For 33 years, we have had precise, objective temperature data that do not require guesswork corrections to compensate for uneven thermometer placement and non-climate surface temperature biases such as expanding urban heat islands and land-use changes. The satellite data, moreover, tell us the earth is warming at a more modest, gradual, and reassuring pace than was foretold by United Nations computer models.
The satellite sensors became operational at a time that is very convenient for those who believe humans are causing a global warming crisis. Global temperatures declined from the mid-1940s through the late 1970s. As a result, the sensors coincidentally began measuring global temperatures at the very beginning of our most recent global warming trend.

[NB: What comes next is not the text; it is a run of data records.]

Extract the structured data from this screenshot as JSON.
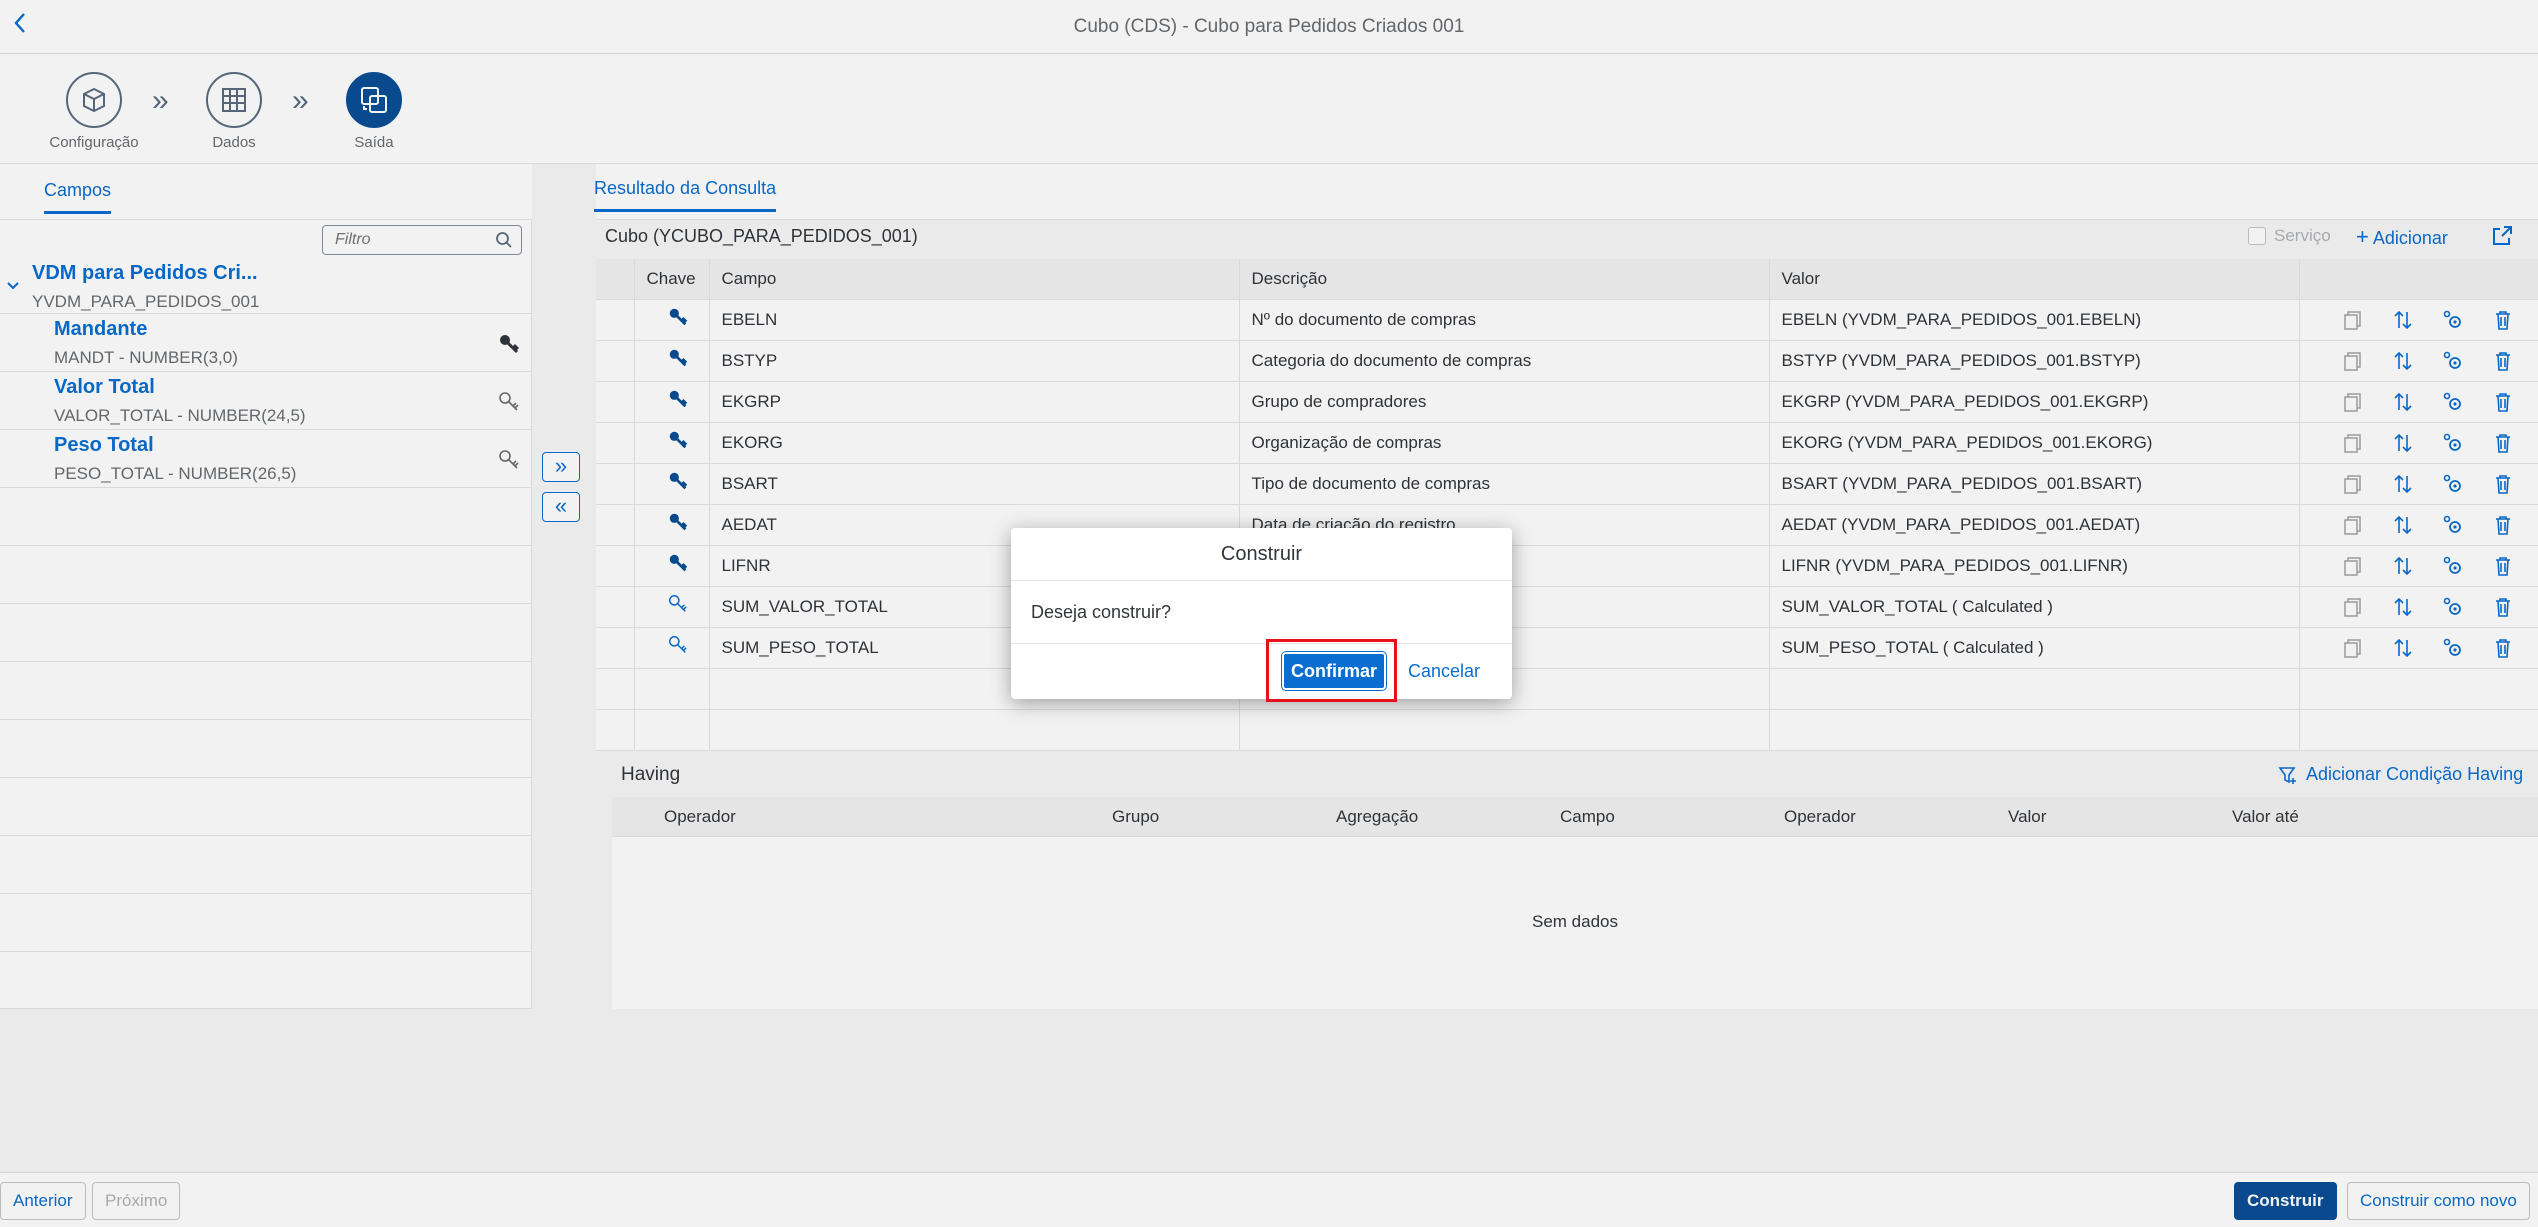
{
  "shell": {
    "title": "Cubo (CDS) - Cubo para Pedidos Criados 001"
  },
  "wizard": {
    "steps": [
      {
        "label": "Configuração"
      },
      {
        "label": "Dados"
      },
      {
        "label": "Saída"
      }
    ]
  },
  "left": {
    "tab": "Campos",
    "filter_placeholder": "Filtro",
    "source": {
      "name": "VDM para Pedidos Cri...",
      "id": "YVDM_PARA_PEDIDOS_001"
    },
    "fields": [
      {
        "name": "Mandante",
        "type": "MANDT - NUMBER(3,0)"
      },
      {
        "name": "Valor Total",
        "type": "VALOR_TOTAL - NUMBER(24,5)"
      },
      {
        "name": "Peso Total",
        "type": "PESO_TOTAL - NUMBER(26,5)"
      }
    ]
  },
  "right": {
    "tab": "Resultado da Consulta",
    "cube_title": "Cubo (YCUBO_PARA_PEDIDOS_001)",
    "servico_label": "Serviço",
    "add_label": "Adicionar",
    "columns": [
      "Chave",
      "Campo",
      "Descrição",
      "Valor"
    ],
    "rows": [
      {
        "campo": "EBELN",
        "descricao": "Nº do documento de compras",
        "valor": "EBELN (YVDM_PARA_PEDIDOS_001.EBELN)"
      },
      {
        "campo": "BSTYP",
        "descricao": "Categoria do documento de compras",
        "valor": "BSTYP (YVDM_PARA_PEDIDOS_001.BSTYP)"
      },
      {
        "campo": "EKGRP",
        "descricao": "Grupo de compradores",
        "valor": "EKGRP (YVDM_PARA_PEDIDOS_001.EKGRP)"
      },
      {
        "campo": "EKORG",
        "descricao": "Organização de compras",
        "valor": "EKORG (YVDM_PARA_PEDIDOS_001.EKORG)"
      },
      {
        "campo": "BSART",
        "descricao": "Tipo de documento de compras",
        "valor": "BSART (YVDM_PARA_PEDIDOS_001.BSART)"
      },
      {
        "campo": "AEDAT",
        "descricao": "Data de criação do registro",
        "valor": "AEDAT (YVDM_PARA_PEDIDOS_001.AEDAT)"
      },
      {
        "campo": "LIFNR",
        "descricao": "",
        "valor": "LIFNR (YVDM_PARA_PEDIDOS_001.LIFNR)"
      },
      {
        "campo": "SUM_VALOR_TOTAL",
        "descricao": "",
        "valor": "SUM_VALOR_TOTAL ( Calculated )"
      },
      {
        "campo": "SUM_PESO_TOTAL",
        "descricao": "",
        "valor": "SUM_PESO_TOTAL ( Calculated )"
      }
    ]
  },
  "having": {
    "title": "Having",
    "add_label": "Adicionar Condição Having",
    "columns": [
      "Operador",
      "Grupo",
      "Agregação",
      "Campo",
      "Operador",
      "Valor",
      "Valor até"
    ],
    "no_data": "Sem dados"
  },
  "footer": {
    "anterior": "Anterior",
    "proximo": "Próximo",
    "construir": "Construir",
    "construir_novo": "Construir como novo"
  },
  "dialog": {
    "title": "Construir",
    "message": "Deseja construir?",
    "confirm": "Confirmar",
    "cancel": "Cancelar"
  },
  "colors": {
    "accent": "#0a6ed1",
    "primary": "#0a4f96",
    "highlight": "#e8101d"
  }
}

Had the sensors been in place 33 years earlier, during the 1940s, the overall pace of warming shown by the satellite sensors would be less than half what is shown by the post-1978 temperature data.
Even so, the measured temperature trend is quite modest. John Christy, who along with Roy Spencer oversees the NASA satellite sensor program, reports temperatures have warmed at an average pace of 0.14 degrees Celsius per decade since the satellite sensors became operational. This is merely half the pace predicted by computer models utilized by the United Nations Intergovernmental Panel on Climate Change (IPCC).
Christy appears to be making a generous concession regarding the warming that has occurred. The temperature data seem to show warming closer to 0.3 degrees over the 33 year period, or 0.09 degrees Celsius per decade. But why quibble over the difference? A warming of 0.14 degrees per decade, or 1.4 degrees per century, is still significantly less than predicted by UN climate models and far from an impending global warming crisis.
Importantly, the satellite sensors show less warming in the lower troposphere (approximately 10,000 feet above the earth’s surface) than is reported by surface temperature readings. Global warming theory holds that one of the fingerprints of human-induced global warming is more rapid warming in the lower troposphere than at the surface. The reason for this is carbon dioxide molecules reside in the lower troposphere and have their greatest heat-trapping effect there.
As a result, if global temperatures are rising as a result of human carbon dioxide emissions, the satellite sensors should report more warming in the lower troposphere than is actually occurring at the surface. In essence the satellite sensors should report a warming trend somewhat more severe than is actually occurring at the surface of the earth.
Surface temperature measurements, however, indicate more rapid warming at the surface of the earth than in the lower troposphere. According to James Hansen of NASA’s Goddard Institute, temperatures at the surface of the earth rose twice as fast during the past 33 years as the satellite data show. Surface temperatures compiled by the UK’s University of East Anglia Climate Research Unit reflect a similar warming trend.
With temperature data indicating more warming at the earth’s surface than in the earth’s lower troposphere, one of the following must be true: (1) the surface temperature data is more corrupted by heat biases such as expanding urban heat islands and localized land-use changes than the IPCC admits, (2) the warming of the past 33 years is primarily the result of factors other than greenhouse gas emissions, or (3) longstanding, widely believed assumptions about greenhouse gas theory are wrong.
Regardless of which one or more of the three options are true, the satellite sensors have contributed greatly to our scientific understanding of the earth’s ever-changing climate. Thirty-three years and counting, we rightly celebrate the scientific advances provided by satellite temperature sensors.